Okazuje się, że nawet uciekając BMW można zostać spektakularnie zatrzymanym przez policyjne KIA. Wszystko zaczęło się w Ostrowie, gdzie funkcjonariusze z ostrowskiej drogówki stwierdzili popełnienie delikatnego wykroczenia. Kiedy próbowali zatrzymać samochód, jego kierowca postanowił uciec.
Pościg był kontynuowany przez Wysocko, gdzie koło kościoła – zdaniem świadka – BMW miało przefrunąć przy wzniesieniu. Następnie młody kierowca udał się na drogę serwisową biegnącą wzdłuż obwodnicy Ostrowa Wlkp. Jadąc w kierunku Smardowa przejechał skrzyżowanie z drogą i chyba nie dostrzegł znaku „wjazd na drogę bez przejazdu”. Po minięciu nowowybudowanego domu droga się zakończyła.

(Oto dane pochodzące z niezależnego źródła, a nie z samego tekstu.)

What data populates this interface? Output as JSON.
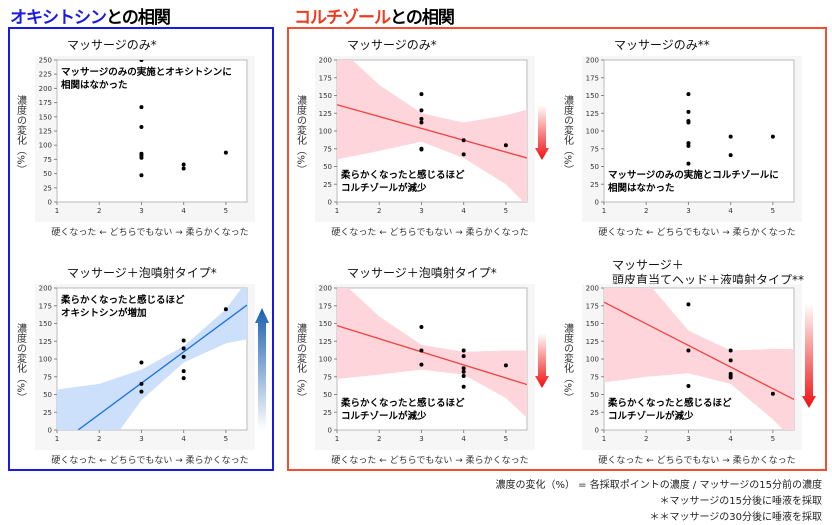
{
  "sections": {
    "oxytocin": {
      "name": "オキシトシン",
      "suffix": "との相関",
      "color": "#1a1ae6"
    },
    "cortisol": {
      "name": "コルチゾール",
      "suffix": "との相関",
      "color": "#f03a1e"
    }
  },
  "y_label": "濃度の変化（%）",
  "x_label": "硬くなった ← どちらでもない → 柔らかくなった",
  "footnotes": [
    "濃度の変化（%） = 各採取ポイントの濃度 / マッサージの15分前の濃度",
    "＊マッサージの15分後に唾液を採取",
    "＊＊マッサージの30分後に唾液を採取"
  ],
  "chart_data": [
    {
      "type": "scatter",
      "title": [
        "マッサージのみ*"
      ],
      "xlim": [
        1,
        5.5
      ],
      "ylim": [
        0,
        250
      ],
      "xticks": [
        1,
        2,
        3,
        4,
        5
      ],
      "yticks": [
        0,
        25,
        50,
        75,
        100,
        125,
        150,
        175,
        200,
        225,
        250
      ],
      "points": [
        [
          3,
          250
        ],
        [
          3,
          167
        ],
        [
          3,
          132
        ],
        [
          3,
          85
        ],
        [
          3,
          82
        ],
        [
          3,
          78
        ],
        [
          3,
          47
        ],
        [
          4,
          66
        ],
        [
          4,
          59
        ],
        [
          5,
          87
        ]
      ],
      "annotation": [
        "マッサージのみの実施とオキシトシンに",
        "相関はなかった"
      ],
      "annotation_position": "top-left"
    },
    {
      "type": "scatter",
      "title": [
        "マッサージ＋泡噴射タイプ*"
      ],
      "xlim": [
        1,
        5.5
      ],
      "ylim": [
        0,
        200
      ],
      "xticks": [
        1,
        2,
        3,
        4,
        5
      ],
      "yticks": [
        0,
        25,
        50,
        75,
        100,
        125,
        150,
        175,
        200
      ],
      "points": [
        [
          3,
          95
        ],
        [
          3,
          65
        ],
        [
          3,
          54
        ],
        [
          4,
          126
        ],
        [
          4,
          115
        ],
        [
          4,
          103
        ],
        [
          4,
          83
        ],
        [
          4,
          73
        ],
        [
          5,
          170
        ]
      ],
      "fit": [
        [
          1.5,
          0
        ],
        [
          5.5,
          176
        ]
      ],
      "band_x": [
        1,
        2,
        3,
        4,
        5,
        5.5
      ],
      "band_upper": [
        57,
        65,
        85,
        118,
        170,
        210
      ],
      "band_lower": [
        -100,
        -40,
        42,
        95,
        122,
        128
      ],
      "line_color": "#1a6fe0",
      "band_color": "#cce0fb",
      "arrow": "up",
      "arrow_color": "#1a5fb0",
      "annotation": [
        "柔らかくなったと感じるほど",
        "オキシトシンが増加"
      ],
      "annotation_position": "top-left"
    },
    {
      "type": "scatter",
      "title": [
        "マッサージのみ*"
      ],
      "xlim": [
        1,
        5.5
      ],
      "ylim": [
        0,
        200
      ],
      "xticks": [
        1,
        2,
        3,
        4,
        5
      ],
      "yticks": [
        0,
        25,
        50,
        75,
        100,
        125,
        150,
        175,
        200
      ],
      "points": [
        [
          3,
          152
        ],
        [
          3,
          129
        ],
        [
          3,
          117
        ],
        [
          3,
          112
        ],
        [
          3,
          75
        ],
        [
          3,
          74
        ],
        [
          4,
          87
        ],
        [
          4,
          67
        ],
        [
          5,
          80
        ]
      ],
      "fit": [
        [
          1,
          137
        ],
        [
          5.5,
          62
        ]
      ],
      "band_x": [
        1,
        2,
        3,
        4,
        5,
        5.5
      ],
      "band_upper": [
        220,
        165,
        125,
        112,
        122,
        130
      ],
      "band_lower": [
        60,
        72,
        85,
        62,
        25,
        -5
      ],
      "line_color": "#f04040",
      "band_color": "#fdd5da",
      "arrow": "down",
      "arrow_color": "#f01010",
      "annotation": [
        "柔らかくなったと感じるほど",
        "コルチゾールが減少"
      ],
      "annotation_position": "bottom-left"
    },
    {
      "type": "scatter",
      "title": [
        "マッサージのみ**"
      ],
      "xlim": [
        1,
        5.5
      ],
      "ylim": [
        0,
        200
      ],
      "xticks": [
        1,
        2,
        3,
        4,
        5
      ],
      "yticks": [
        0,
        25,
        50,
        75,
        100,
        125,
        150,
        175,
        200
      ],
      "points": [
        [
          3,
          152
        ],
        [
          3,
          127
        ],
        [
          3,
          114
        ],
        [
          3,
          112
        ],
        [
          3,
          83
        ],
        [
          3,
          79
        ],
        [
          3,
          54
        ],
        [
          4,
          92
        ],
        [
          4,
          66
        ],
        [
          5,
          92
        ]
      ],
      "annotation": [
        "マッサージのみの実施とコルチゾールに",
        "相関はなかった"
      ],
      "annotation_position": "bottom-left"
    },
    {
      "type": "scatter",
      "title": [
        "マッサージ＋泡噴射タイプ*"
      ],
      "xlim": [
        1,
        5.5
      ],
      "ylim": [
        0,
        200
      ],
      "xticks": [
        1,
        2,
        3,
        4,
        5
      ],
      "yticks": [
        0,
        25,
        50,
        75,
        100,
        125,
        150,
        175,
        200
      ],
      "points": [
        [
          3,
          145
        ],
        [
          3,
          112
        ],
        [
          3,
          92
        ],
        [
          4,
          112
        ],
        [
          4,
          104
        ],
        [
          4,
          87
        ],
        [
          4,
          82
        ],
        [
          4,
          76
        ],
        [
          4,
          61
        ],
        [
          5,
          91
        ]
      ],
      "fit": [
        [
          1,
          147
        ],
        [
          5.5,
          64
        ]
      ],
      "band_x": [
        1,
        2,
        3,
        4,
        5,
        5.5
      ],
      "band_upper": [
        215,
        160,
        120,
        110,
        112,
        112
      ],
      "band_lower": [
        72,
        78,
        85,
        78,
        45,
        17
      ],
      "line_color": "#f04040",
      "band_color": "#fdd5da",
      "arrow": "down",
      "arrow_color": "#f01010",
      "annotation": [
        "柔らかくなったと感じるほど",
        "コルチゾールが減少"
      ],
      "annotation_position": "bottom-left"
    },
    {
      "type": "scatter",
      "title": [
        "マッサージ＋",
        "頭皮直当てヘッド＋液噴射タイプ**"
      ],
      "xlim": [
        1,
        5.5
      ],
      "ylim": [
        0,
        200
      ],
      "xticks": [
        1,
        2,
        3,
        4,
        5
      ],
      "yticks": [
        0,
        25,
        50,
        75,
        100,
        125,
        150,
        175,
        200
      ],
      "points": [
        [
          3,
          177
        ],
        [
          3,
          112
        ],
        [
          3,
          62
        ],
        [
          4,
          112
        ],
        [
          4,
          98
        ],
        [
          4,
          79
        ],
        [
          4,
          76
        ],
        [
          4,
          74
        ],
        [
          5,
          51
        ]
      ],
      "fit": [
        [
          1,
          180
        ],
        [
          5.5,
          43
        ]
      ],
      "band_x": [
        1,
        2,
        3,
        4,
        5,
        5.5
      ],
      "band_upper": [
        260,
        210,
        140,
        112,
        114,
        114
      ],
      "band_lower": [
        67,
        75,
        80,
        65,
        15,
        -15
      ],
      "line_color": "#f04040",
      "band_color": "#fdd5da",
      "arrow": "down",
      "arrow_color": "#f01010",
      "annotation": [
        "柔らかくなったと感じるほど",
        "コルチゾールが減少"
      ],
      "annotation_position": "bottom-left"
    }
  ]
}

BMW wpadło na grząskie pole, a radiowóz uderzył w bok uciekającej osobówki.
Zarówno kierowca jak i pasażer BMW zostali skuci w kajdanki. Funkcjonariusze zaczęli uskarżać się na dolegliwości bólowe, przez co konieczne było wezwane karetki pogotowia ratunkowego i przewiezienie do szpitala na dokładną diagnostykę.
Jeden z mężczyzn miał być wcześniej notowany za sprawy związane z narkotykami.